Deep reinforcement learning for weakly coupled MDP's with continuous actions
Francisco Robledo, Urtzi Ayesta, Konstantin Avrachenkov
TL;DR
This work tackles constrained decision-making in weakly coupled MDPs with continuous actions by introducing the Lagrange Policy for Continuous Actions (LPCA). LPCA employs a Lagrangian relaxation that decouples project-level decisions, combined with a neural-network approximation of per-project $Q_i(s_i,a_i,\lambda)$ values, and a one-dimensional convex optimization to obtain the optimal $\lambda^*$ under budget $B$. Action selection then solves a knapsack-like problem using either Differential Evolution (LPCA-DE) or Greedy gradient-based (LPCA-Greedy) strategies, balancing immediate rewards against costs.
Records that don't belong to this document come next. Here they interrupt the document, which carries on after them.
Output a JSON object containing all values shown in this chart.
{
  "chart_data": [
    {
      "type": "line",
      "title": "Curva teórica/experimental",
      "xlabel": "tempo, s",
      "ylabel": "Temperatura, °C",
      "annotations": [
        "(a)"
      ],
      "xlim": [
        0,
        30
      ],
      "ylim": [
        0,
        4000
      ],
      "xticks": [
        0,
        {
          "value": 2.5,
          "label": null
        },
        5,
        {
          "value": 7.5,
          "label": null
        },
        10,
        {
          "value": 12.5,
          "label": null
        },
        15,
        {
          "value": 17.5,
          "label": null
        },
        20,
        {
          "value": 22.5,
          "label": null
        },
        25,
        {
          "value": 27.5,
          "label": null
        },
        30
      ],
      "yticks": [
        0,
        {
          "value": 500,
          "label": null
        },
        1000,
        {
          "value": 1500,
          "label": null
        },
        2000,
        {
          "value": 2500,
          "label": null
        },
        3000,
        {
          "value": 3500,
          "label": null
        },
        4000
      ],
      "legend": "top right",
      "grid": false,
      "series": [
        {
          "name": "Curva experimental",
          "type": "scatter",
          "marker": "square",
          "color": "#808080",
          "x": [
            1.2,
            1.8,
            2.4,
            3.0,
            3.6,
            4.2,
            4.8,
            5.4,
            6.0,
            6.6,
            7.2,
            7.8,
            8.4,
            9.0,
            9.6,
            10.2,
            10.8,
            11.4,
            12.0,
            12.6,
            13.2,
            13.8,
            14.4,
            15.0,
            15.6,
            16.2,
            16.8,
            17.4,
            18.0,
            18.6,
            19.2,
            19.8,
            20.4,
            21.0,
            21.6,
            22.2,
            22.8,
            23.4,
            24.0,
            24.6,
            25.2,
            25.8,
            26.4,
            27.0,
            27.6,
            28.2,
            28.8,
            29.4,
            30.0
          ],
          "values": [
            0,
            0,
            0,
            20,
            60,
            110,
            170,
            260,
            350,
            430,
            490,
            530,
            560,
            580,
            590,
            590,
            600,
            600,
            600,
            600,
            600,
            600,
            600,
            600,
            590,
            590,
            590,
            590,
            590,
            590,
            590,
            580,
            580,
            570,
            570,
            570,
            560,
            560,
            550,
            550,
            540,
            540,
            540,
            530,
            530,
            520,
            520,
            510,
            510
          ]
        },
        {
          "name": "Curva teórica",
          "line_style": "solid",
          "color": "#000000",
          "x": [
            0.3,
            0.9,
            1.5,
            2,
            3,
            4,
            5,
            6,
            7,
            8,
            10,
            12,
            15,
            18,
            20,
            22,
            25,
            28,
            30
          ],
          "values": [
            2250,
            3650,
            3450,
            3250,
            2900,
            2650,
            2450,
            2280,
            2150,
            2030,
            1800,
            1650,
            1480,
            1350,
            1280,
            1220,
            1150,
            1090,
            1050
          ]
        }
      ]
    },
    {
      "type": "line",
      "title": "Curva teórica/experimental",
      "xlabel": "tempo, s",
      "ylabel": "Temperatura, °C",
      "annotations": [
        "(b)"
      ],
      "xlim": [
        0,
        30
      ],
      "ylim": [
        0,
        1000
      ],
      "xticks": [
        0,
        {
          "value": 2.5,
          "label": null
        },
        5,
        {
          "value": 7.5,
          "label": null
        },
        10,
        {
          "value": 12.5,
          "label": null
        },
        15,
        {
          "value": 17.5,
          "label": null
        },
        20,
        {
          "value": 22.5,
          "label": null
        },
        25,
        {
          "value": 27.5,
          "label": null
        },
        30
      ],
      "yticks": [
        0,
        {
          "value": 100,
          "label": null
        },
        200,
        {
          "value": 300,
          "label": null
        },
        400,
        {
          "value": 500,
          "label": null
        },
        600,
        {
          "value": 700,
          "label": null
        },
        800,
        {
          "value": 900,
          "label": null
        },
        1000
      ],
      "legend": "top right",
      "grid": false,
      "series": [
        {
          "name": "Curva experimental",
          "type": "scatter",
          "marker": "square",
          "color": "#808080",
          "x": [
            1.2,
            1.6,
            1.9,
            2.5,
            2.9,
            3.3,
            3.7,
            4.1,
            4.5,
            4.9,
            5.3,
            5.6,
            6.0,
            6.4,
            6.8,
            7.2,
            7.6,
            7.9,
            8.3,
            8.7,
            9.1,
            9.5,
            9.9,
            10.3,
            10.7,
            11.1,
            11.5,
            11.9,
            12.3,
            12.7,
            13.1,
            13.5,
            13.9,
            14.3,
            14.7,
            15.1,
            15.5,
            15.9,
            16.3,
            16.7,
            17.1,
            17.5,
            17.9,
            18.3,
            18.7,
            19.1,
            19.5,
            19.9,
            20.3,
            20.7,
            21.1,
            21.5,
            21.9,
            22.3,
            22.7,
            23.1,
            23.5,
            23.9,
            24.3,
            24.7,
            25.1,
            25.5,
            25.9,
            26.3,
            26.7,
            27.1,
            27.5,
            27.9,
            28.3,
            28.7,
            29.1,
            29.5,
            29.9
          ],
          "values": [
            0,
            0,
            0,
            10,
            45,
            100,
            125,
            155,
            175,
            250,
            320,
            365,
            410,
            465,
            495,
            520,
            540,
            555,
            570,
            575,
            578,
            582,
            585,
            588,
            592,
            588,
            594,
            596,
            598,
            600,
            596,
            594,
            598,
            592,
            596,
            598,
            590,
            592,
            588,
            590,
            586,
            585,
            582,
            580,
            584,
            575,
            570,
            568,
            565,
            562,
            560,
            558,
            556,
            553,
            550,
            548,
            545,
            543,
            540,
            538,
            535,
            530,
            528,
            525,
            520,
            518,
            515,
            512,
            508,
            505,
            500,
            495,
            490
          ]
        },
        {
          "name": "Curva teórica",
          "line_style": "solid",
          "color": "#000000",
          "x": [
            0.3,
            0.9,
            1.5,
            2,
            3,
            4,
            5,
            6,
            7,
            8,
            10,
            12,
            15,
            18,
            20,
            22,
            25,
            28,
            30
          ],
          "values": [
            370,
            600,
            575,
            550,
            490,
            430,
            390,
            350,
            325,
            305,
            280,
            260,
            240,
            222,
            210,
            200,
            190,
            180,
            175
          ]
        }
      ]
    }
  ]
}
Empirical results show LPCA variants consistently outperform DDPG with OptLayer and align closely with Whittle-index policies, particularly as the number of projects and resource constraints increase, highlighting robustness and scalability for continuous-action, resource-constrained MDPs.
Abstract
This paper introduces the Lagrange Policy for Continuous Actions (LPCA), a reinforcement learning algorithm specifically designed for weakly coupled MDP problems with continuous action spaces. LPCA addresses the challenge of resource constraints dependent on continuous actions by introducing a Lagrange relaxation of the weakly coupled MDP problem within a neural network framework for Q-value computation. This approach effectively decouples the MDP, enabling efficient policy learning in resource-constrained environments. We present two variations of LPCA: LPCA-DE, which utilizes differential evolution for global optimization, and LPCA-Greedy, a method that incrementally and greadily selects actions based on Q-value gradients. Comparative analysis against other state-of-the-art techniques across various settings highlight LPCA's robustness and efficiency in managing resource allocation while maximizing rewards.